The efficiency of the inspection in regard to feeble-mindedness is shown by the very small proportion of foreign-born of that class appearing in the statistics. This is an affliction which can more easily be detected than the liability to insanity, of which there may be no observable indication at the time of admission.[[306]]

CHAPTER XVI
INDUSTRIAL EFFECTS. CRISES. SOCIAL STRATIFICATION. POLITICAL EFFECTS

It has been observed already that the great argument for immigration during the past half century has been the economic one. The main defense for immigration has rested upon the claim that it has decidedly increased the industrial efficiency of the American people, and has facilitated the development of our resources, and the expansion of industry, at a rate which would not have been possible otherwise. The facts in regard to the age, sex, and physical soundness of the immigrants are mustered to establish them as a peculiarly efficient industrial body.

This contention rests upon two assumptions. First, that our alien residents constitute a net addition to the total population of the country; second, that if there had been no immigration, and the population, particularly that part of it which constitutes the labor supply, had been smaller, that there would have been no inventions and improvements in the way of labor-saving machinery which would have permitted the same amount of work to be accomplished with a smaller amount of labor.

In the light of what has been said in regard to the relation between immigration and the growth of population in Chapter XI, the first of these claims, at the very least, is open to serious question. While the proposition, as has already been stated, is absolutely incapable of mathematical proof, there nevertheless is every reason to believe that our immigrants have not meant a gain in the labor supply, but the substitution of one labor element for another. Not only have the immigrants in general displaced the natives, but the newer immigrants have displaced the older ones in a wide variety of industries and occupations. This latter process has gone on before our very eyes; it is manifest and perfectly comprehensible. A careful consideration of it may make it easier to understand how the same result, in a more subtle way, has been accomplished in the case of the native-born.

The displacement of the English, Irish, Welsh, and German miners in the anthracite region of Pennsylvania by Italians and Slavs is a familiar fact.[[307]] The Italians are being driven out of the boot-blacking business, and other of their characteristic trades, by the Greeks. The Irish laborers on the railroads have been largely supplanted by Italians, Slavs, and Greeks. The “Bravas,” or black Portuguese, have forced the Poles, Italians, and, in large measure, the Finns from the cranberry bogs of Massachusetts.[[308]] Granite City and Madison, Illinois, have witnessed a succession of English, Irish, German, Welsh and Polish, Slovak and Magyar, Roumanian, Greek, and Servian, Bulgarian and Armenian laborers in their industries.[[309]]

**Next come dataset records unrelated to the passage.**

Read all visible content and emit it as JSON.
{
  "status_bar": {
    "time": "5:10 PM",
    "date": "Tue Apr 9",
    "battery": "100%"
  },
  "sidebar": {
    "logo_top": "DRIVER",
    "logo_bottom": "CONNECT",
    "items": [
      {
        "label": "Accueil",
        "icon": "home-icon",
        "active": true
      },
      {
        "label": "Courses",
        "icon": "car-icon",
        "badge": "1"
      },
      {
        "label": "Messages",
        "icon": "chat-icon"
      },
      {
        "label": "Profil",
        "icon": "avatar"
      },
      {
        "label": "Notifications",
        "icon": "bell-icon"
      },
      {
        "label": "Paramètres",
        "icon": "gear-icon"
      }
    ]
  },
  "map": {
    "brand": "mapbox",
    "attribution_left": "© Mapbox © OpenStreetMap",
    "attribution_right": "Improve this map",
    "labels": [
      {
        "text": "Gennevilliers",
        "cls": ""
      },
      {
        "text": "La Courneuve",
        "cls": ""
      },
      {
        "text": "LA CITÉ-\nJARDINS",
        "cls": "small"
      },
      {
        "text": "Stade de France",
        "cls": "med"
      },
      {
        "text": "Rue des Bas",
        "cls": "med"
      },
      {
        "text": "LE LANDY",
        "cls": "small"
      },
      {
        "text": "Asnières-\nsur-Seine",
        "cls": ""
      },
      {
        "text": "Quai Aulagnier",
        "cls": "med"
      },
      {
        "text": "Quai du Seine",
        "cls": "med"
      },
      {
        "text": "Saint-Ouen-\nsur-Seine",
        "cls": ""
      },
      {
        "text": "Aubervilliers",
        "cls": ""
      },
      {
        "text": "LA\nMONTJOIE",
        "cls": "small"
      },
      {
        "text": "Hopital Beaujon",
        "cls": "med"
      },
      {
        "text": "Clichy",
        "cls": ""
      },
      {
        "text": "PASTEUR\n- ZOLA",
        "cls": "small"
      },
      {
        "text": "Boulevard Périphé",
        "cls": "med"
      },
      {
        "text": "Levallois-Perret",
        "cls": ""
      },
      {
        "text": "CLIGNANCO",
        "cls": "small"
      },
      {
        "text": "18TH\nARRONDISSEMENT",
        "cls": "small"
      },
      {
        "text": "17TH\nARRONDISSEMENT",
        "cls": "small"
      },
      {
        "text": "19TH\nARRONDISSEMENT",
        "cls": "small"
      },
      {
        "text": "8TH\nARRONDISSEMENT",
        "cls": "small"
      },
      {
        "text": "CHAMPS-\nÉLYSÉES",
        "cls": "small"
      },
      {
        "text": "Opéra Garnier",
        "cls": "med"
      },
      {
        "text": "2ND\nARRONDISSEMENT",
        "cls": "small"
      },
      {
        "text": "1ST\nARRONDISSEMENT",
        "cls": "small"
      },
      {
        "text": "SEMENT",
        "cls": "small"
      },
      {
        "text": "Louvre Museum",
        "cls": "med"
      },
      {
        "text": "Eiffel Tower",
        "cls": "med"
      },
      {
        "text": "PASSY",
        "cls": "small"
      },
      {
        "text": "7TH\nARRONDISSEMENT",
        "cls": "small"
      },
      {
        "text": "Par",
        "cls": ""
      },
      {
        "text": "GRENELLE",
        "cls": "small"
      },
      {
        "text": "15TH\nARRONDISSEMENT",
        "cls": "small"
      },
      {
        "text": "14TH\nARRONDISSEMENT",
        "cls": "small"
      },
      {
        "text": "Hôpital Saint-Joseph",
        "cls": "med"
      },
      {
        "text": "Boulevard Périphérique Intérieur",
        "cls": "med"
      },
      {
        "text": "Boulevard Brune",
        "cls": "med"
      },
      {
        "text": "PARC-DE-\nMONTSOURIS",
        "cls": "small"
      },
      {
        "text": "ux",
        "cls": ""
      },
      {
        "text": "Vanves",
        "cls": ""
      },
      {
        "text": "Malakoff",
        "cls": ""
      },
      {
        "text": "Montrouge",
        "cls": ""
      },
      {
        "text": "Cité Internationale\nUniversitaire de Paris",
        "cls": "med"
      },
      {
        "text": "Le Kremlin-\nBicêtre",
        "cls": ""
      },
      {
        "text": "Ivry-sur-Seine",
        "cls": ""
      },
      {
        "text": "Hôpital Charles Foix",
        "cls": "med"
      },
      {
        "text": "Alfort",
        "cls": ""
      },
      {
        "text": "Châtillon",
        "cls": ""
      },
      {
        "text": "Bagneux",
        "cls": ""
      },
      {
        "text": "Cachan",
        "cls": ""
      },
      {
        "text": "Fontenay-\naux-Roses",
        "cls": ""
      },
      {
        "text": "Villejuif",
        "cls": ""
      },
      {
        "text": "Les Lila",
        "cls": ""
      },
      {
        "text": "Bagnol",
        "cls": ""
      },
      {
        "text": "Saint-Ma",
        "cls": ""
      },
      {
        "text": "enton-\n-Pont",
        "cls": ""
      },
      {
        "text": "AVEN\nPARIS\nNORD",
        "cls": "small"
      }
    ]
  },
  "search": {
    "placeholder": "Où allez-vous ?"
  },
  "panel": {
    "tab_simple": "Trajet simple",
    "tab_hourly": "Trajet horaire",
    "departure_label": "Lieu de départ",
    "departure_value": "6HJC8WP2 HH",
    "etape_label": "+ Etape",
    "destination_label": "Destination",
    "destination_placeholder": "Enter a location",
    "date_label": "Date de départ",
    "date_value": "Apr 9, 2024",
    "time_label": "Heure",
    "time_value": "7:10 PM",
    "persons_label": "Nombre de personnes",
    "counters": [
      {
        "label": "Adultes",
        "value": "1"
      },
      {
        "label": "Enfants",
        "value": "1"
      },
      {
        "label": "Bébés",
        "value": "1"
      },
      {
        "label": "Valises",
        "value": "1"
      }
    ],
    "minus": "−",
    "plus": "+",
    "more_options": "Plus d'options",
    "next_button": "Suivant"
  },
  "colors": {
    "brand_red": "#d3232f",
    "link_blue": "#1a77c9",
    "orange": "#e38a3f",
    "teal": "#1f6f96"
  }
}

In these cases it is plain that while some of the displaced individuals have gone into other, very likely higher, occupations, the real substitution has been the concomitant of a cessation of immigration from the older sources. The north Europeans, being unwilling to meet the competition of races industrially inferior to them, have either ceased emigrating in large numbers, or else are going elsewhere. At any rate they do not come here. The diminution of the supply of native labor has been brought about in an analogous way, though in this case the restrictive forces operate upon the principles of reproduction instead of immigration.

Even though it be granted that the numerical supply of labor has been somewhat increased, there has been an undeniable decrease in the efficiency of the individual laborer, as is attested by the uniformly superior earnings received by the native-born as compared with the foreign-born, or the old immigrant as compared with the new. As Dr. Peter Roberts has pointed out,[[310]] there seems to be a sort of Gresham’s law which operates in the field of labor. The fittest to survive in an unregulated economic competition of races is the one least advanced in culture, the one whose demands in respect to comforts and decencies are lowest, even the one, it sometimes seems, whose industrial productiveness per individual is lowest. It is this fact which gives so dark an aspect to the industrial future of the United States under unregulated immigration.[[311]]

In regard to the second assumption—that a smaller labor supply would not have been offset by an increase in invention—we are again confronted with an impossibility of proof, one way or the other. The economists tell us that one of the great incentives to invention is a scarcity of labor, and also that many of the greatest inventions have been made by men who are working daily with machines, and consequently are in a position to discover improvements that may be made. There is at least some reasonable basis for the belief that if the absence of immigration to this country had resulted in a smaller laboring force, the greater pressure on employers to secure machinery, and the greater intelligence of the machine worker, would together have brought about such a betterment of labor-saving machinery as would have resulted in a total production equal to what we have actually witnessed.